2) It did require some work to get in what (I feel) is a good state. I'll elaborate below.

Out of the box:
Looks like a 5 piece body, one piece neck, double truss. All the individual saddles on the bridge appear to be machined from single blocks of whatever material they're actually made of. Very rough, open grain rosewood fretboard. Frets were rough and mucky. The finish was THICK. Particularly on the neck, over the sides of the fretboards it wasn't very consistent either. It meant that it was patchy and in some parts encroached over the frets, on to the fretboard itself. Most notably is that the neck cavity (it's a bolt-on) was cut a little wide for the neck. This means there's about 1mm clearance on both the left/right sides of the neck. It's still stable and doesn't wobble at all, but it hardly looks like a decent job (hey, you get what you pay for).

Adjustments I made:
Setup. Big time. 


Strings didn't sit in the nut very snug and there was major filing required particular for the lowest 2 strings. I used a standard Ernie Ball set for a 5 string bass, with a high .36 (I think) extra so I can't imagine I was using anything particularly thick.
Removed the finish entirely from the neck. This is kind of a personal preference, but after a cleanup with some sanding (eventually up to 2000 grit) there was no evidence of the bad varnish job. It's now just lemon oiled and natural.
Intonation+truss rod adjustments. No problem, standard stuff and didn't have issues there but it was in serious need of it.
Cleaned, dyed and oiled up the fretboard. Again, preference (I suppose) but the combination of the dye and lots of oil has certainly help smooth out the otherwise roughness
Frets all polished. Actually were nice and level after the work.

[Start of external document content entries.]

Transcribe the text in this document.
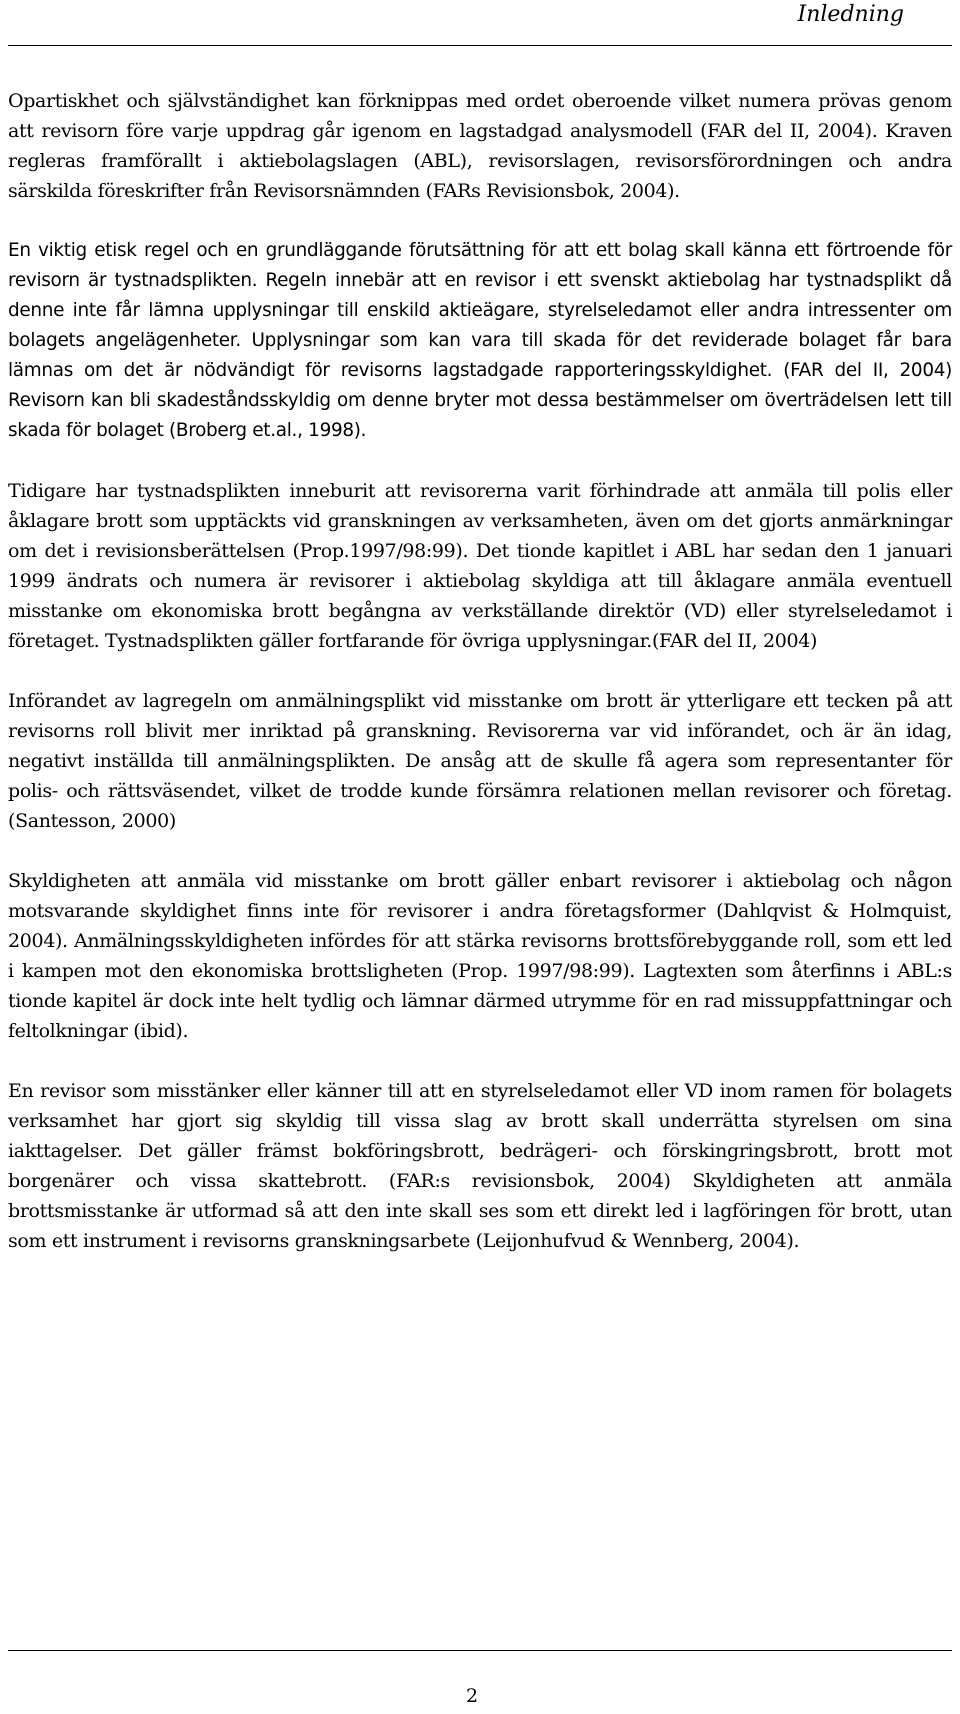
Inledning

Opartiskhet och självständighet kan förknippas med ordet oberoende vilket numera prövas genom att revisorn före varje uppdrag går igenom en lagstadgad analysmodell (FAR del II, 2004). Kraven regleras framförallt i aktiebolagslagen (ABL), revisorslagen, revisorsförordningen och andra särskilda föreskrifter från Revisorsnämnden (FARs Revisionsbok, 2004).

En viktig etisk regel och en grundläggande förutsättning för att ett bolag skall känna ett förtroende för revisorn är tystnadsplikten. Regeln innebär att en revisor i ett svenskt aktiebolag har tystnadsplikt då denne inte får lämna upplysningar till enskild aktieägare, styrelseledamot eller andra intressenter om bolagets angelägenheter. Upplysningar som kan vara till skada för det reviderade bolaget får bara lämnas om det är nödvändigt för revisorns lagstadgade rapporteringsskyldighet. (FAR del II, 2004) Revisorn kan bli skadeståndsskyldig om denne bryter mot dessa bestämmelser om överträdelsen lett till skada för bolaget (Broberg et.al., 1998).

Tidigare har tystnadsplikten inneburit att revisorerna varit förhindrade att anmäla till polis eller åklagare brott som upptäckts vid granskningen av verksamheten, även om det gjorts anmärkningar om det i revisionsberättelsen (Prop.1997/98:99). Det tionde kapitlet i ABL har sedan den 1 januari 1999 ändrats och numera är revisorer i aktiebolag skyldiga att till åklagare anmäla eventuell misstanke om ekonomiska brott begångna av verkställande direktör (VD) eller styrelseledamot i företaget. Tystnadsplikten gäller fortfarande för övriga upplysningar.(FAR del II, 2004)

Införandet av lagregeln om anmälningsplikt vid misstanke om brott är ytterligare ett tecken på att revisorns roll blivit mer inriktad på granskning. Revisorerna var vid införandet, och är än idag, negativt inställda till anmälningsplikten. De ansåg att de skulle få agera som representanter för polis- och rättsväsendet, vilket de trodde kunde försämra relationen mellan revisorer och företag. (Santesson, 2000)

Skyldigheten att anmäla vid misstanke om brott gäller enbart revisorer i aktiebolag och någon motsvarande skyldighet finns inte för revisorer i andra företagsformer (Dahlqvist & Holmquist, 2004). Anmälningsskyldigheten infördes för att stärka revisorns brottsförebyggande roll, som ett led i kampen mot den ekonomiska brottsligheten (Prop. 1997/98:99). Lagtexten som återfinns i ABL:s tionde kapitel är dock inte helt tydlig och lämnar därmed utrymme för en rad missuppfattningar och feltolkningar (ibid).

En revisor som misstänker eller känner till att en styrelseledamot eller VD inom ramen för bolagets verksamhet har gjort sig skyldig till vissa slag av brott skall underrätta styrelsen om sina iakttagelser. Det gäller främst bokföringsbrott, bedrägeri- och förskingringsbrott, brott mot borgenärer och vissa skattebrott. (FAR:s revisionsbok, 2004) Skyldigheten att anmäla brottsmisstanke är utformad så att den inte skall ses som ett direkt led i lagföringen för brott, utan som ett instrument i revisorns granskningsarbete (Leijonhufvud & Wennberg, 2004).

2
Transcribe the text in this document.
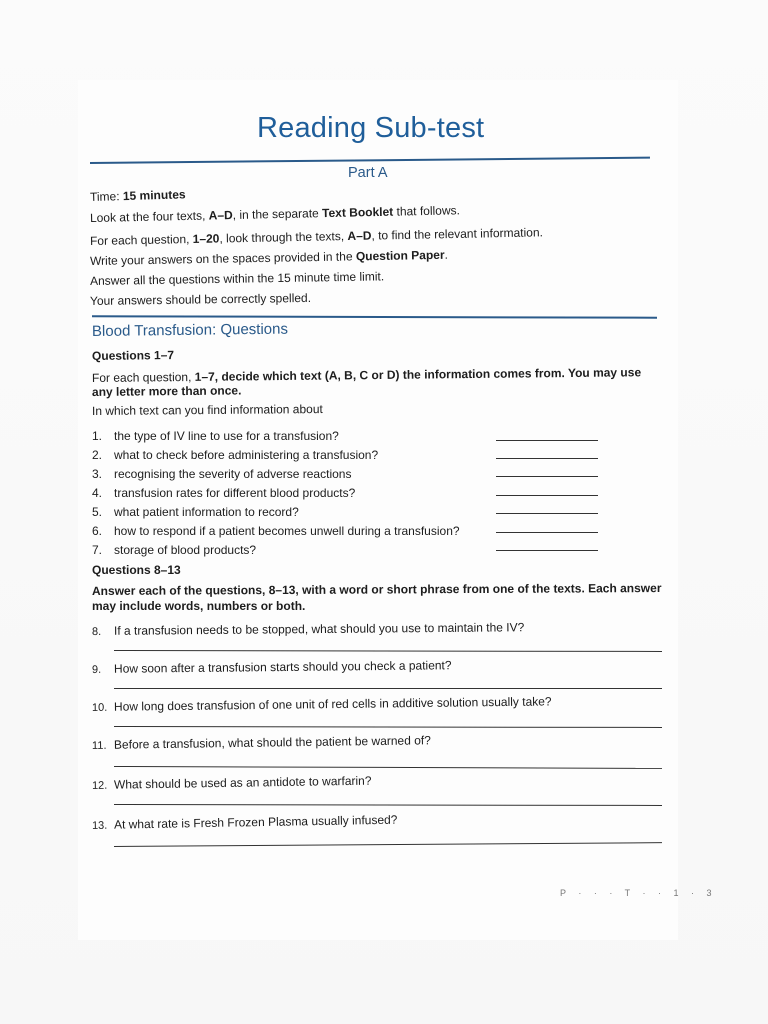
Reading Sub-test
Part A
Time: 15 minutes
Look at the four texts, A–D, in the separate Text Booklet that follows.
For each question, 1–20, look through the texts, A–D, to find the relevant information.
Write your answers on the spaces provided in the Question Paper.
Answer all the questions within the 15 minute time limit.
Your answers should be correctly spelled.
Blood Transfusion: Questions
Questions 1–7
For each question, 1–7, decide which text (A, B, C or D) the information comes from. You may use
any letter more than once.
In which text can you find information about
1. the type of IV line to use for a transfusion?
2. what to check before administering a transfusion?
3. recognising the severity of adverse reactions
4. transfusion rates for different blood products?
5. what patient information to record?
6. how to respond if a patient becomes unwell during a transfusion?
7. storage of blood products?
Questions 8–13
Answer each of the questions, 8–13, with a word or short phrase from one of the texts. Each answer
may include words, numbers or both.
8. If a transfusion needs to be stopped, what should you use to maintain the IV?
9. How soon after a transfusion starts should you check a patient?
10. How long does transfusion of one unit of red cells in additive solution usually take?
11. Before a transfusion, what should the patient be warned of?
12. What should be used as an antidote to warfarin?
13. At what rate is Fresh Frozen Plasma usually infused?
P · · · T · · 1 · 3
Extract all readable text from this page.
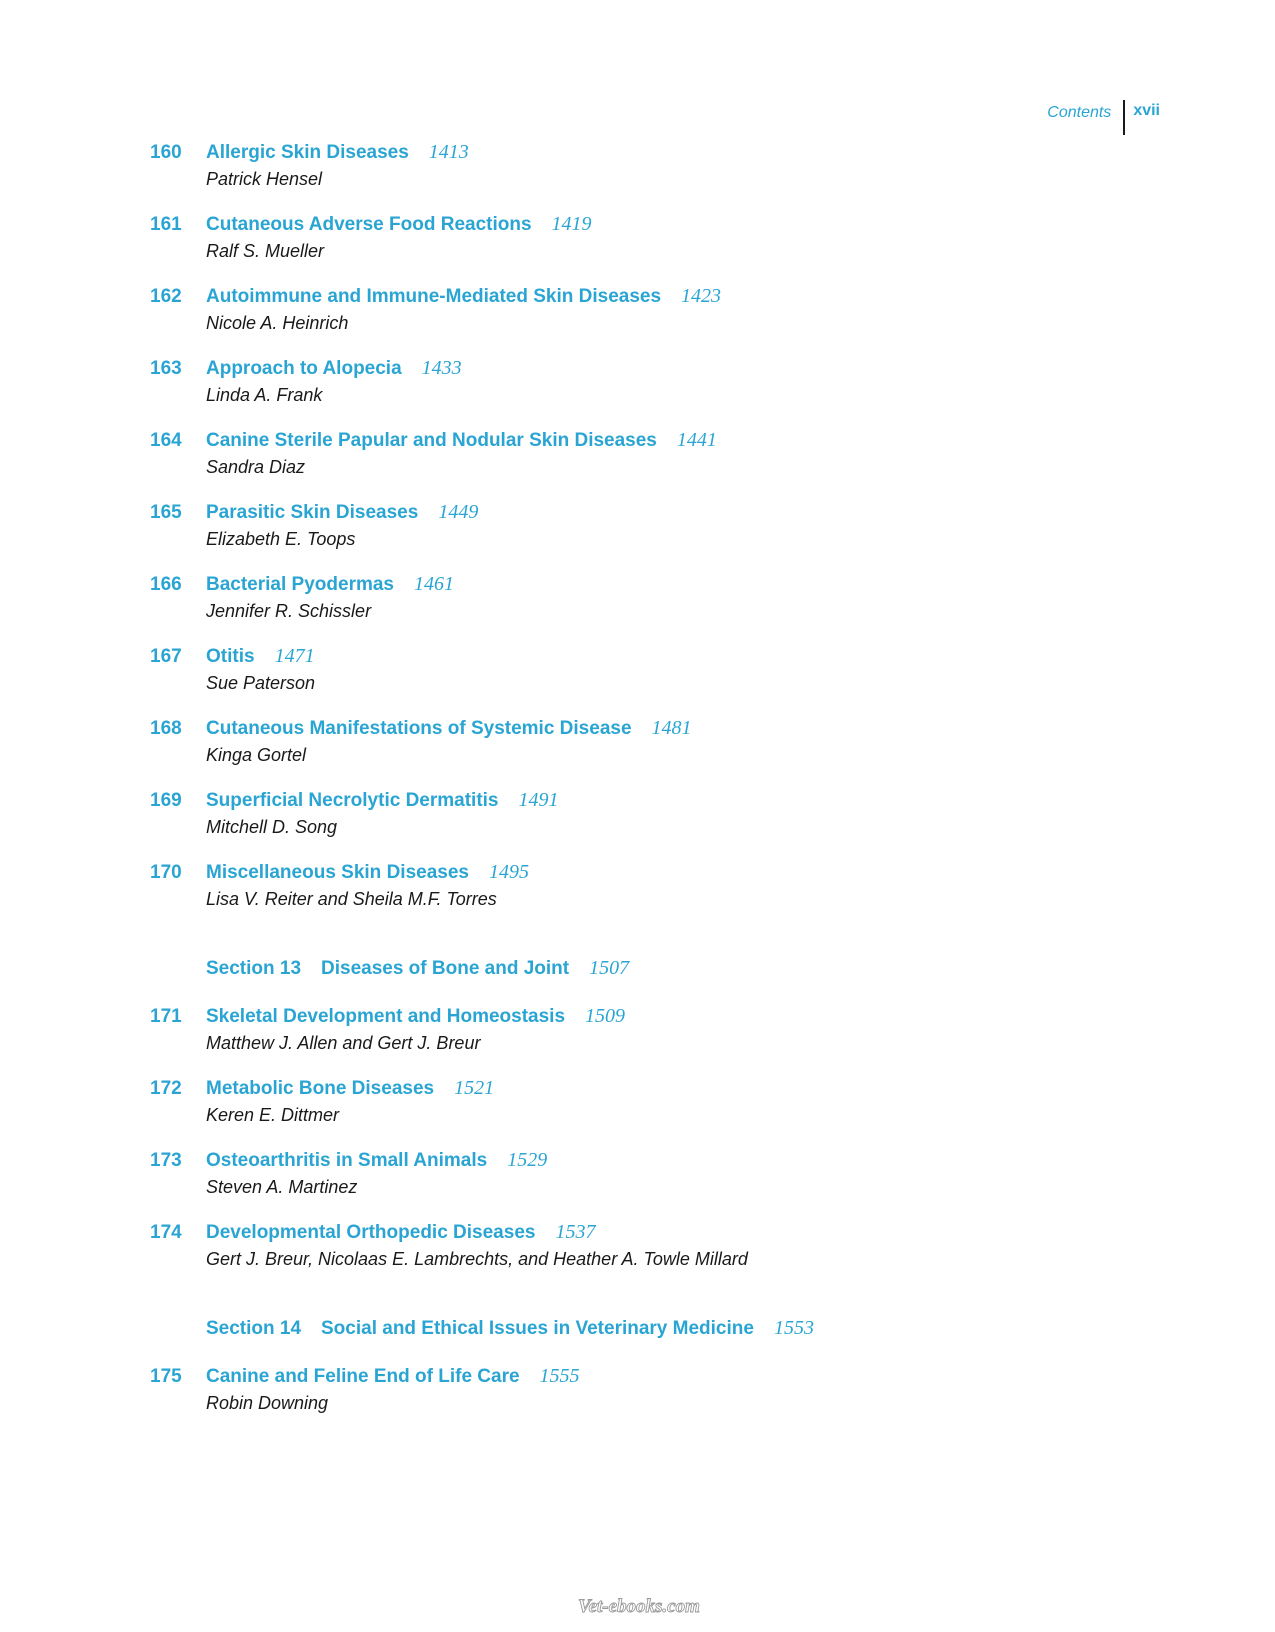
Contents	xvii
160	Allergic Skin Diseases 1413
Patrick Hensel
161	Cutaneous Adverse Food Reactions 1419
Ralf S. Mueller
162	Autoimmune and Immune-Mediated Skin Diseases 1423
Nicole A. Heinrich
163	Approach to Alopecia 1433
Linda A. Frank
164	Canine Sterile Papular and Nodular Skin Diseases 1441
Sandra Diaz
165	Parasitic Skin Diseases 1449
Elizabeth E. Toops
166	Bacterial Pyodermas 1461
Jennifer R. Schissler
167	Otitis 1471
Sue Paterson
168	Cutaneous Manifestations of Systemic Disease 1481
Kinga Gortel
169	Superficial Necrolytic Dermatitis 1491
Mitchell D. Song
170	Miscellaneous Skin Diseases 1495
Lisa V. Reiter and Sheila M.F. Torres
Section 13	Diseases of Bone and Joint 1507
171	Skeletal Development and Homeostasis 1509
Matthew J. Allen and Gert J. Breur
172	Metabolic Bone Diseases 1521
Keren E. Dittmer
173	Osteoarthritis in Small Animals 1529
Steven A. Martinez
174	Developmental Orthopedic Diseases 1537
Gert J. Breur, Nicolaas E. Lambrechts, and Heather A. Towle Millard
Section 14	Social and Ethical Issues in Veterinary Medicine 1553
175	Canine and Feline End of Life Care 1555
Robin Downing
Vet-ebooks.com
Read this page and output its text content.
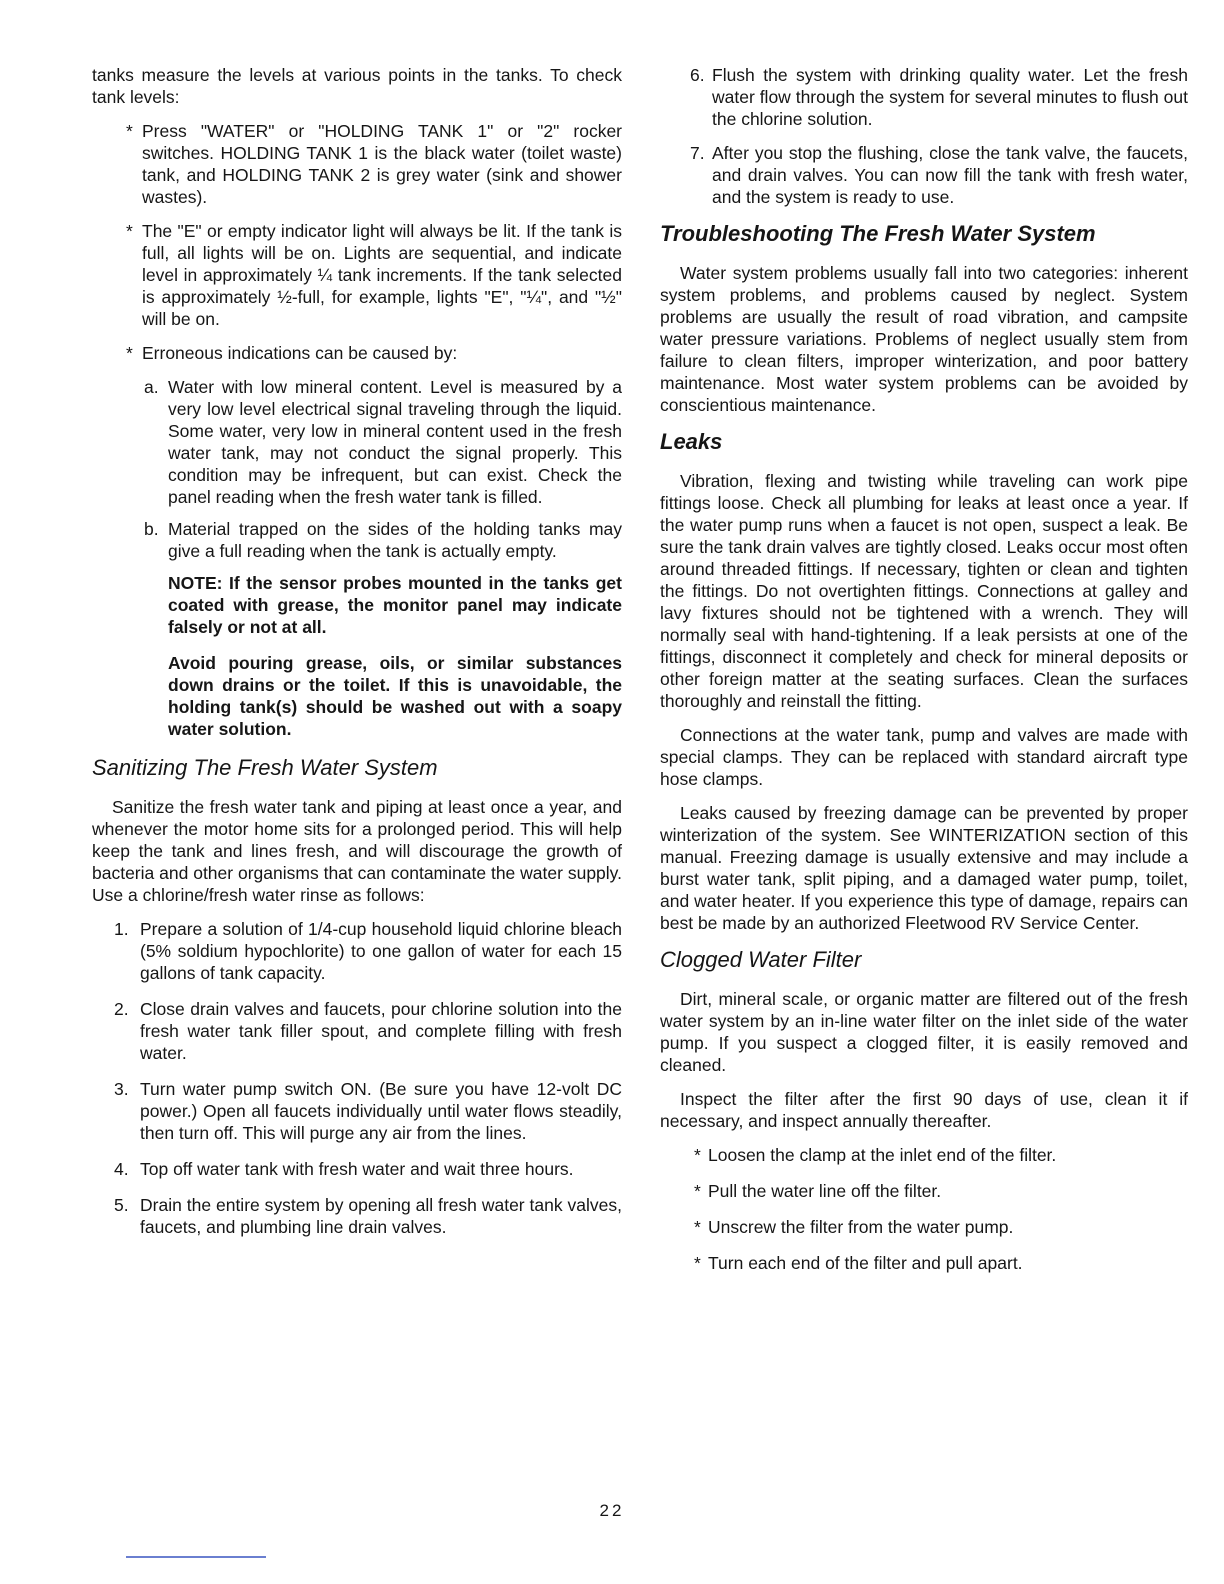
tanks measure the levels at various points in the tanks. To check tank levels:

* Press "WATER" or "HOLDING TANK 1" or "2" rocker switches. HOLDING TANK 1 is the black water (toilet waste) tank, and HOLDING TANK 2 is grey water (sink and shower wastes).
* The "E" or empty indicator light will always be lit. If the tank is full, all lights will be on. Lights are sequential, and indicate level in approximately ¼ tank increments. If the tank selected is approximately ½-full, for example, lights "E", "¼", and "½" will be on.
* Erroneous indications can be caused by:
a. Water with low mineral content. Level is measured by a very low level electrical signal traveling through the liquid. Some water, very low in mineral content used in the fresh water tank, may not conduct the signal properly. This condition may be infrequent, but can exist. Check the panel reading when the fresh water tank is filled.
b. Material trapped on the sides of the holding tanks may give a full reading when the tank is actually empty.

NOTE: If the sensor probes mounted in the tanks get coated with grease, the monitor panel may indicate falsely or not at all.

Avoid pouring grease, oils, or similar substances down drains or the toilet. If this is unavoidable, the holding tank(s) should be washed out with a soapy water solution.

Sanitizing The Fresh Water System

Sanitize the fresh water tank and piping at least once a year, and whenever the motor home sits for a prolonged period. This will help keep the tank and lines fresh, and will discourage the growth of bacteria and other organisms that can contaminate the water supply. Use a chlorine/fresh water rinse as follows:

1. Prepare a solution of 1/4-cup household liquid chlorine bleach (5% soldium hypochlorite) to one gallon of water for each 15 gallons of tank capacity.
2. Close drain valves and faucets, pour chlorine solution into the fresh water tank filler spout, and complete filling with fresh water.
3. Turn water pump switch ON. (Be sure you have 12-volt DC power.) Open all faucets individually until water flows steadily, then turn off. This will purge any air from the lines.
4. Top off water tank with fresh water and wait three hours.
5. Drain the entire system by opening all fresh water tank valves, faucets, and plumbing line drain valves.
6. Flush the system with drinking quality water. Let the fresh water flow through the system for several minutes to flush out the chlorine solution.
7. After you stop the flushing, close the tank valve, the faucets, and drain valves. You can now fill the tank with fresh water, and the system is ready to use.
Troubleshooting The Fresh Water System

Water system problems usually fall into two categories: inherent system problems, and problems caused by neglect. System problems are usually the result of road vibration, and campsite water pressure variations. Problems of neglect usually stem from failure to clean filters, improper winterization, and poor battery maintenance. Most water system problems can be avoided by conscientious maintenance.

Leaks

Vibration, flexing and twisting while traveling can work pipe fittings loose. Check all plumbing for leaks at least once a year. If the water pump runs when a faucet is not open, suspect a leak. Be sure the tank drain valves are tightly closed. Leaks occur most often around threaded fittings. If necessary, tighten or clean and tighten the fittings. Do not overtighten fittings. Connections at galley and lavy fixtures should not be tightened with a wrench. They will normally seal with hand-tightening. If a leak persists at one of the fittings, disconnect it completely and check for mineral deposits or other foreign matter at the seating surfaces. Clean the surfaces thoroughly and reinstall the fitting.

Connections at the water tank, pump and valves are made with special clamps. They can be replaced with standard aircraft type hose clamps.

Leaks caused by freezing damage can be prevented by proper winterization of the system. See WINTERIZATION section of this manual. Freezing damage is usually extensive and may include a burst water tank, split piping, and a damaged water pump, toilet, and water heater. If you experience this type of damage, repairs can best be made by an authorized Fleetwood RV Service Center.

Clogged Water Filter

Dirt, mineral scale, or organic matter are filtered out of the fresh water system by an in-line water filter on the inlet side of the water pump. If you suspect a clogged filter, it is easily removed and cleaned.

Inspect the filter after the first 90 days of use, clean it if necessary, and inspect annually thereafter.

* Loosen the clamp at the inlet end of the filter.
* Pull the water line off the filter.
* Unscrew the filter from the water pump.
* Turn each end of the filter and pull apart.
22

Gah, really sorry for the ramble. Pictures ahoy:































Thoughts:
I'm lucky enough to have some measurable experience in guitar construction. Given that I already had the tools for the job, the whole thing cost me all of about £20 for a set of new bass strings...and that was it. 

_Do I like this bass?_ HELL YES. Now everything's done it plays really well. It responds quite nicely, it has a pretty clear tonal character and sounds fantastic (at least through my rig! - Pod HD Pro-> KRK monitors). I'm very very impressed with the hardware, especially given the price. I can honestly say that after all the work this guitar could and, probably should have been sold for at least twice what I bought it for (and I got it new from the manufactuer).

------------------------

If I had to nag, the neck pokcet annoys me a little. I'd have preferred a little more definition on the top end, but that's probably the result of my newbie approach to playing the bass and may be sorted with some magic EQing. All in all, if you have the gusto to take some time getting these guitars up to scratch, you pretty much will never beat this thing on price. Awesome.


----------



## BucketheadRules (May 27, 2012)

D'oh! Some silly bugger built it the wrong way round!



Sorry fella, only kidding. That looks good, I see those on eBay and always wonder if they're worth a punt for those ridiculous prices, good to finally have someone clear up whether they're actually any good or not.

Any idea on the body wood?


----------



## Nautilus (May 27, 2012)

BucketheadRules said:


> D'oh! Some silly bugger built it the wrong way round!
> 
> 
> 
> ...



Yeah I forgot to mention it's a lefty! I'm going to hazard a guess and say some crappy cuts of maple for the body.

Don't buy these unless you're willing to put some work in to it. If you are, my experience would be- go for it


----------



## HaMMerHeD (May 27, 2012)

Looks like good choice for a first bass. I love cheap basses and that one looks super sharp for the cost.

I can tell you're a guitar player though. Next time you string it up, pay closer attention to the tuning machines. They aren't sperzel type, so they likely have holes in the middle of the post. You trim the string ends to length, somewhere about 3" past the tuner post, then insert the cut string end down the hole. You then bend the string over and wrap it around the post. Then you'll have a nice trim looking headstock with no visible string ends.

Like this:






You want to trim the string to length such that you can get at least 2 complete wraps around the post when tuned.


----------